30 second exposures through R/G/B filters with the ED80CFT refractor, and Atik314L+ mono ccd camera.
Another entry from astronomer Max Wolf's catalog of stars displaying high proper motion across the sky. Wolf 1061 is an M class red dwarf located constellation of Ophiuchus at a distance of 13.8 light years from Earth. It's claim to fame came in 2015 when a team analyzing 10 years worth of data from the HARPS spectrograph along with photometry measurements announced the discovery of three low mass, possibly rocky planets orbiting Wolf 1061. Two of the planets would lie near the habitable zone.
Imaged using the ED80CFT refractor and Atik 314L+ mono ccd, using 13 x 120 second exposures through R/G/B filters.
Wolf 359 is a red dwarf star located in the constellation of Leo.
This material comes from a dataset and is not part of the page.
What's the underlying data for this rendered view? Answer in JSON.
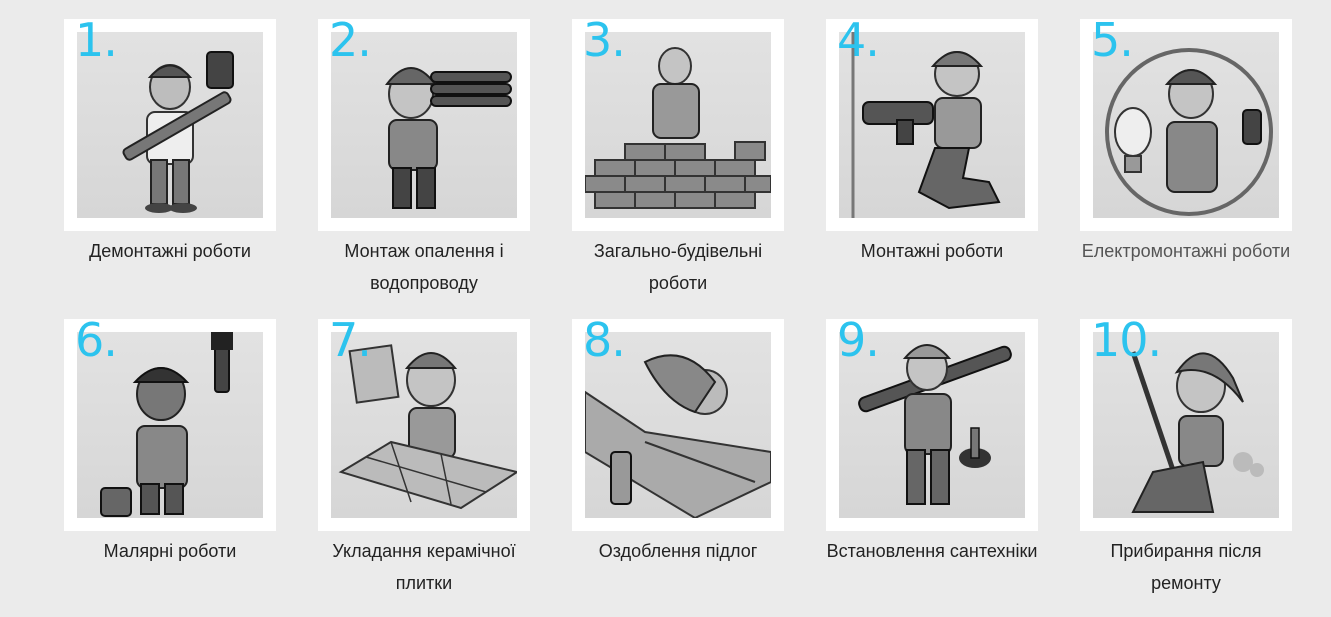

The name comes from Max Wolf who cataloged stars that were measured moving across the sky, and it was entry number 359.
Even though its one of the closer stars to us at only 7.8 light years, it is an exceedingly dim star at magnitude 13.5. It has just barely enough mass to fuse hydrogen at an estimated 9% mass of our Sun.
And of course its the location of where the Star Trek Federation made their stand against the Borg ;-)
In the image, the cross shows where the star catalog says its at, the picture shows where it is actually at now, and the insert shows where it was a year ago. If you look closely, you can tell they star has shifted slightly in a year.
Image taken with the ED80CFT refractor and Atik 314L+ mono ccd through some thin cirrus clouds, at 7 x 300 exposures through R/G/B filters.